Merge customer database with upgraded version without data loss

Welcome to the MongoDB Community Forums @Nand_Sharma !

It sounds like your database version changes are referring to application schema rather than MongoDB server upgrades. If so, I believe the feature you are describing is “schema migration”, which is not handled directly by the MongoDB server (and strictly speaking, not a requirement for all use cases). However, there are quite a few libraries and language-agnostic schema migration tools.

The general pattern for schema migration tools is:

  • Individual schema migrations have an associated script where you write functions for upgrade (and optionally, downgrade) paths. Developers usually find it convenient to write migration scripts using the same language/driver as their application.

  • Each migration script has a unique ID and is typically named with a convention that ensures migrations are run in a predictable order.

  • Migration scripts can be checked into source control and versioned & packaged with your application release. A database instance could be upgraded to 1.2.3 from any prior version by applying all outstanding migration scripts in a predictable order.

  • The migration tool keeps track of migrations that have already been applied to the local database (usually, in the database itself) so migrations are not applied more than once.

No change in schema

You mentioned mongodump/mongorestore, but if there are no schema changes you could take a mongodump backup but wouldn’t need to restore.

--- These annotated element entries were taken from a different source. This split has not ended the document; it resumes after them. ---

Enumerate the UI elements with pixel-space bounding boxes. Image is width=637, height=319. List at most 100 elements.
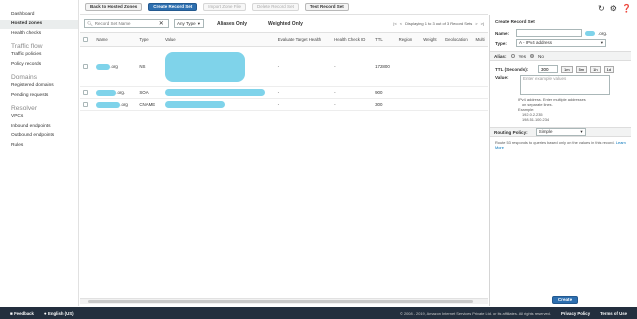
pager-text: Displaying 1 to 3 out of 3 Record Sets	[405, 21, 473, 26]
scrollbar-thumb[interactable]	[88, 300, 473, 303]
record-type: NS	[136, 46, 162, 87]
column-header-geolocation[interactable]: Geolocation	[441, 32, 473, 47]
column-header-eval-target-health[interactable]: Evaluate Target Health	[274, 32, 332, 47]
sidebar-item-outbound-endpoints[interactable]: Outbound endpoints	[0, 132, 78, 142]
row-checkbox[interactable]	[83, 89, 88, 95]
delete-record-set-button[interactable]: Delete Record Set	[252, 3, 299, 11]
search-input[interactable]	[94, 21, 157, 26]
sidebar-section-traffic-flow: Traffic flow	[11, 42, 43, 50]
footer: ■ Feedback ● English (US) © 2008 - 2019,…	[0, 307, 637, 319]
table-row[interactable]: .org. SOA - - 900	[80, 86, 488, 99]
record-ttl: 900	[372, 86, 396, 99]
record-ttl: 172800	[372, 46, 396, 87]
copyright: © 2008 - 2019, Amazon Internet Services …	[400, 310, 551, 316]
redacted-blur	[96, 89, 117, 96]
privacy-policy-link[interactable]: Privacy Policy	[561, 311, 590, 316]
ttl-label: TTL (Seconds):	[495, 66, 529, 72]
column-header-type[interactable]: Type	[136, 32, 162, 47]
name-label: Name:	[495, 30, 510, 36]
next-page-icon[interactable]: >	[475, 21, 477, 26]
select-all-checkbox-cell[interactable]	[80, 32, 94, 47]
ttl-1d-button[interactable]: 1d	[603, 65, 615, 73]
column-header-health-check-id[interactable]: Health Check ID	[331, 32, 373, 47]
alias-section: Alias: Yes No	[490, 51, 631, 61]
record-eval-health: -	[274, 46, 332, 87]
column-header-name[interactable]: Name	[93, 32, 137, 47]
gear-icon[interactable]: ⚙	[610, 4, 617, 13]
column-header-ttl[interactable]: TTL	[372, 32, 396, 47]
alias-no-radio[interactable]	[530, 54, 535, 58]
redacted-blur	[96, 63, 111, 70]
checkbox[interactable]	[83, 36, 88, 42]
sidebar: Dashboard Hosted zones Health checks Tra…	[0, 0, 79, 306]
row-checkbox[interactable]	[83, 63, 88, 69]
column-header-multi[interactable]: Multi	[472, 32, 488, 47]
chevron-down-icon: ▾	[197, 21, 200, 26]
refresh-icon[interactable]: ↻	[598, 4, 605, 13]
alias-label: Alias:	[494, 53, 507, 59]
aliases-only-filter[interactable]: Aliases Only	[209, 21, 255, 27]
type-value: A - IPv4 address	[519, 40, 553, 45]
table-row[interactable]: .org CNAME - - 300	[80, 98, 488, 111]
top-right-icons: ↻ ⚙ ❓	[598, 4, 632, 13]
help-icon[interactable]: ❓	[622, 4, 632, 13]
alias-yes-label: Yes	[518, 53, 527, 59]
sidebar-section-domains: Domains	[11, 73, 38, 81]
record-eval-health: -	[274, 86, 332, 99]
alias-yes-radio[interactable]	[510, 54, 515, 58]
last-page-icon[interactable]: >|	[481, 21, 484, 26]
weighted-only-filter[interactable]: Weighted Only	[260, 21, 311, 27]
record-set-search[interactable]: 🔍︎ ✕	[84, 19, 169, 28]
sidebar-item-rules[interactable]: Rules	[0, 141, 78, 151]
sidebar-item-registered-domains[interactable]: Registered domains	[0, 82, 78, 92]
sidebar-item-health-checks[interactable]: Health checks	[0, 29, 78, 39]
chevron-down-icon: ▾	[580, 129, 583, 134]
sidebar-item-dashboard[interactable]: Dashboard	[0, 10, 78, 20]
record-eval-health: -	[274, 98, 332, 111]
first-page-icon[interactable]: |<	[393, 21, 396, 26]
create-button[interactable]: Create	[552, 296, 578, 304]
column-header-value[interactable]: Value	[161, 32, 275, 47]
clear-icon[interactable]: ✕	[159, 20, 164, 27]
column-header-weight[interactable]: Weight	[420, 32, 442, 47]
ttl-1m-button[interactable]: 1m	[561, 65, 573, 73]
any-type-select[interactable]: Any Type ▾	[174, 19, 204, 28]
sidebar-item-traffic-policies[interactable]: Traffic policies	[0, 51, 78, 61]
terms-of-use-link[interactable]: Terms of Use	[600, 311, 637, 316]
language-label: English (US)	[47, 310, 74, 316]
record-type: SOA	[136, 86, 162, 99]
ttl-input[interactable]	[538, 65, 558, 73]
record-name: .org.	[116, 89, 126, 95]
sidebar-item-inbound-endpoints[interactable]: Inbound endpoints	[0, 122, 78, 132]
test-record-set-button[interactable]: Test Record Set	[304, 3, 349, 11]
type-select[interactable]: A - IPv4 address ▾	[516, 39, 606, 47]
routing-policy-select[interactable]: Simple ▾	[535, 128, 586, 136]
sidebar-item-vpcs[interactable]: VPCs	[0, 113, 78, 123]
ttl-5m-button[interactable]: 5m	[575, 65, 588, 73]
create-record-set-button[interactable]: Create Record Set	[148, 3, 198, 11]
value-placeholder: Enter example values	[523, 76, 567, 81]
sidebar-item-policy-records[interactable]: Policy records	[0, 60, 78, 70]
language-selector[interactable]: ● English (US)	[44, 311, 74, 316]
horizontal-scrollbar[interactable]	[80, 298, 488, 304]
record-name: .org	[120, 101, 128, 107]
chevron-down-icon: ▾	[600, 40, 603, 45]
name-input[interactable]	[516, 29, 582, 37]
record-name: .org	[110, 63, 118, 69]
type-label: Type:	[495, 40, 507, 46]
back-to-hosted-zones-button[interactable]: Back to Hosted Zones	[85, 3, 143, 11]
value-textarea[interactable]: Enter example values	[520, 75, 610, 95]
feedback-label: Feedback	[14, 310, 34, 316]
ttl-1h-button[interactable]: 1h	[590, 65, 601, 73]
alias-no-label: No	[538, 53, 544, 59]
redacted-value-blur	[164, 89, 265, 96]
sidebar-item-pending-requests[interactable]: Pending requests	[0, 91, 78, 101]
feedback-link[interactable]: ■ Feedback	[10, 311, 34, 316]
import-zone-file-button[interactable]: Import Zone File	[203, 3, 247, 11]
prev-page-icon[interactable]: <	[400, 21, 402, 26]
redacted-value-blur	[164, 51, 245, 82]
row-checkbox[interactable]	[83, 101, 88, 107]
sidebar-item-hosted-zones[interactable]: Hosted zones	[0, 19, 78, 29]
table-row[interactable]: .org NS - - 172800	[80, 46, 488, 87]
column-header-region[interactable]: Region	[395, 32, 421, 47]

A column removed or added:

This could be done via a migration script, but I’d definitely backup before destructive changes.

A difficult situation where let suppose in the Customer collection in 2.0.0 we split the column name into first, middle, and last name or move address to another collection, and the client database is at version 1.0.3.

This sort of data manipulation could be also done via a migration script.

A basic example of this sort of schema migration tool is mongo-migrate for Node.js.